By induction and for the inductive step we have

$$\sum_{i=1}^{2^{n+1}}\frac1i=\sum_{i=1}^{2^{n}}\frac1i+\sum_{i=2^n+1}^{2^{n+1}}\frac1i\ge1+\frac n2+\underbrace{\sum_{i=2^n+1}^{2^{n+1}}\frac1{2^{n+1}}}_{=\frac12}$$

Answer 3

$$A=\frac{1}{1}+\frac{1}{2}+\frac{1}{3}+\frac{1}{4}+....+\frac{1}{2^n}=\\\frac{1}{1}\\+\frac{1}{2}\\+(\frac{1}{3}+\frac{1}{4})\\+(\frac{1}{5}+\frac{1}{6}+\frac{1}{7}+\frac{1}{8})\\+...\\+(\frac{1}{2^n+1}+\frac{1}{2^n+2}+...+\frac{1}{2^n+2^n})$$now see

$$\frac{1}{1}\\+\frac{1}{2}\\+(\frac{1}{3}+\frac{1}{4})>(\frac{1}{4}+\frac{1}{4})\\+(\frac{1}{5}+\frac{1}{6}+\frac{1}{7}+\frac{1}{8})>(\frac{1}{8}+\frac{1}{8}+\frac{1}{8}+\frac{1}{8})\\+...\\+(\frac{1}{2^n+1}+\frac{1}{2^n+2}+...+\frac{1}{2^n+2^n})>(\frac{1}{2^{n+1}}+\frac{1}{2^{n+1}}+....\frac{1}{2^{n+1}})$$so $$A>1+\frac{1}{2}+2\frac{1}{4}+4\frac{1}{8}+...\\A>1+(\frac{1}{2}+\frac{1}{2}+\frac{1}{2}+\frac{1}{2}....)\\A>1+\frac{n}{2}$$

Answer 4

$$\sum_{i=1}^{2^{k+1}}\frac{1}{i} = \sum_{i=1}^{2^{k}}\frac{1}{i}+\sum_{i=2^k+1}^{2^{k+1}}\frac{1}{i} \\ = \sum_{i=1}^{2^{k}}\frac{1}{i}+\left(\frac{1}{2^k+1}+\frac{1}{2^k+1} \ldots +\frac{1}{2^{k+1}-1}+ \frac{1}{2^{k+1}}\right) \\ \geq \sum_{i=1}^{2^{k}}\frac{1}{i}+\left(\frac{1}{2^{k+1}}+\frac{1}{2^{k+1}} \ldots +\frac{1}{2^{k+1}}+ \frac{1}{2^{k+1}}\right)$$ The "greater than or equal to" is true because you are making the denominators larger.

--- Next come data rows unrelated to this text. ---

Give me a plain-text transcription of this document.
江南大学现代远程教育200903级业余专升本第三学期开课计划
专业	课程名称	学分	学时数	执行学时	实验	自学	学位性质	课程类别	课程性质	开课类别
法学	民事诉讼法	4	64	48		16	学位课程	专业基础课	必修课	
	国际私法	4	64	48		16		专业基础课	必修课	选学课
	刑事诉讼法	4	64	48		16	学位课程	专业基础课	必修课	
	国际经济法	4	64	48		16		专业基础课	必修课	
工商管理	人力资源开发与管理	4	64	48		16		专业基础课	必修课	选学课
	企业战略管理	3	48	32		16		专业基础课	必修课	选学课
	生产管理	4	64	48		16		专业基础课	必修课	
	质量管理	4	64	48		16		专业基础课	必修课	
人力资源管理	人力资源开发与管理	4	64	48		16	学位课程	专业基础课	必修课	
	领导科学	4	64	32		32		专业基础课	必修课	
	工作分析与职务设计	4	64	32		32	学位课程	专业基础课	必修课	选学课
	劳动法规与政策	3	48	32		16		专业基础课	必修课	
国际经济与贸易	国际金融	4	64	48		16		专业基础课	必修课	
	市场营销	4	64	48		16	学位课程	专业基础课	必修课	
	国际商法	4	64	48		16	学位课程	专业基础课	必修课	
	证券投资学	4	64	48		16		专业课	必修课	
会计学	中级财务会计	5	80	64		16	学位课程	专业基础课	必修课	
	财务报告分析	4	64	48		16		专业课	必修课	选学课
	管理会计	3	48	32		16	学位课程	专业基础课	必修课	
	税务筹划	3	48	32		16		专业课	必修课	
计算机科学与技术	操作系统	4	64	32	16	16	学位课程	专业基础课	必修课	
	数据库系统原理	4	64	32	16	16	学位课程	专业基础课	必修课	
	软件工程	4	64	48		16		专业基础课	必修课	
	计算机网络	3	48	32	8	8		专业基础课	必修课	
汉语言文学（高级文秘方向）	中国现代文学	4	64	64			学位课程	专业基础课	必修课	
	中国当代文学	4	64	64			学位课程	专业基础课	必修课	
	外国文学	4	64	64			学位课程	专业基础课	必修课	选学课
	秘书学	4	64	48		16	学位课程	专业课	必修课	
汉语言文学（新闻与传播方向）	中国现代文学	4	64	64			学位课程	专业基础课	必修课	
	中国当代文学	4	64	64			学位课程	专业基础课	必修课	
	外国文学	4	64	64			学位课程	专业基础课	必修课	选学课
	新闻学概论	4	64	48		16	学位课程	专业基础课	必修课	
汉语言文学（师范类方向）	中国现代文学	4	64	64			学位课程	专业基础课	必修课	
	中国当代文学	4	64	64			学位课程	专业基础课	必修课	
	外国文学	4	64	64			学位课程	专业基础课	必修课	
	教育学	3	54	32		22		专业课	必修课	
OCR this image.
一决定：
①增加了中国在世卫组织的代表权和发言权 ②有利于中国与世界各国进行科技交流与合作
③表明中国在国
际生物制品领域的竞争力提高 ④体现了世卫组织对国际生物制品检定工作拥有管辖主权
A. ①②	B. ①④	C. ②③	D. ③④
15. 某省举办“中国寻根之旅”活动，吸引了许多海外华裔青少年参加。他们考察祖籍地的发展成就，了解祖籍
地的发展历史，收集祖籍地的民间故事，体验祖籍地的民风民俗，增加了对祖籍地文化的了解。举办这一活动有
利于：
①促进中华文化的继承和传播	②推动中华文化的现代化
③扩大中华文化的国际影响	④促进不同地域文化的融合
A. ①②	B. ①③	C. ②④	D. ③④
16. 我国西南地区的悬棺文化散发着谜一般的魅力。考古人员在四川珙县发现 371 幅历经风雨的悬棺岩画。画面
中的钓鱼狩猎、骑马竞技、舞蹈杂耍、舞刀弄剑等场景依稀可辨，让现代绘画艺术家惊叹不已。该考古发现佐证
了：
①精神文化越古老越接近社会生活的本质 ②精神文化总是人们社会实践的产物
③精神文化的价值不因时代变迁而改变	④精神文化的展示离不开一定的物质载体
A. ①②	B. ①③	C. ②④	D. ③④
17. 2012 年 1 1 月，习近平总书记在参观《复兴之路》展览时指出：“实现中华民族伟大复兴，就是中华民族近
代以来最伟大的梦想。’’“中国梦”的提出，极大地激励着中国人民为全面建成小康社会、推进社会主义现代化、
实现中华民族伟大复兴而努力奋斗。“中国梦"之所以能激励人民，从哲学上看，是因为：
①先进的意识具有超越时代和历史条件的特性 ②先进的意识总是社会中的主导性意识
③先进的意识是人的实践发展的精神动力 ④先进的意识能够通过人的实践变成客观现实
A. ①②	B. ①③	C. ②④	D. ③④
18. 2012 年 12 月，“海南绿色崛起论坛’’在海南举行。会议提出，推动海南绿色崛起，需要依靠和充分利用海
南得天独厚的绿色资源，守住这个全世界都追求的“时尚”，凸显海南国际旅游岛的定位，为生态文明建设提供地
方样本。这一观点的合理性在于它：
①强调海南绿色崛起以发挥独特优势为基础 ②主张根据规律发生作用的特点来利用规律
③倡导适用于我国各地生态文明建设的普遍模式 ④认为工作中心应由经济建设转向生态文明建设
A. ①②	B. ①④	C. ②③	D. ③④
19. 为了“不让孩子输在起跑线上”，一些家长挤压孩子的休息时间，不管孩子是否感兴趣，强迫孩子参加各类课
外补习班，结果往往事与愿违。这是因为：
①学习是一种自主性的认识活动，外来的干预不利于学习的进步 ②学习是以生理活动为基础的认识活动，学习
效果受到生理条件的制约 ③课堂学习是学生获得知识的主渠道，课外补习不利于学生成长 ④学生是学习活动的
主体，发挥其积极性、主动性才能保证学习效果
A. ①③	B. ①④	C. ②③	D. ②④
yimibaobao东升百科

Next, you know you are adding up $2^k$ quantities of $\frac{1}{2^{k+1}}$ since $2^{k+1}-2^{k} = 2^k(2-1) = 2^k$. Hence $$\sum_{i=1}^{2^{k}}\frac{1}{i}+\left(\frac{1}{2^{k+1}}+\frac{1}{2^{k+1}} \ldots +\frac{1}{2^{k+1}}+ \frac{1}{2^{k+1}}\right) = \sum_{i=1}^{2^{k}}\frac{1}{i}+2^k\left(\frac{1}{2^{k+1}}\right) \\ = \sum_{i=1}^{2^{k}}\frac{1}{i}+\frac{1}{2}$$ Now apply the induction hypothesis and do some algebra to get your result!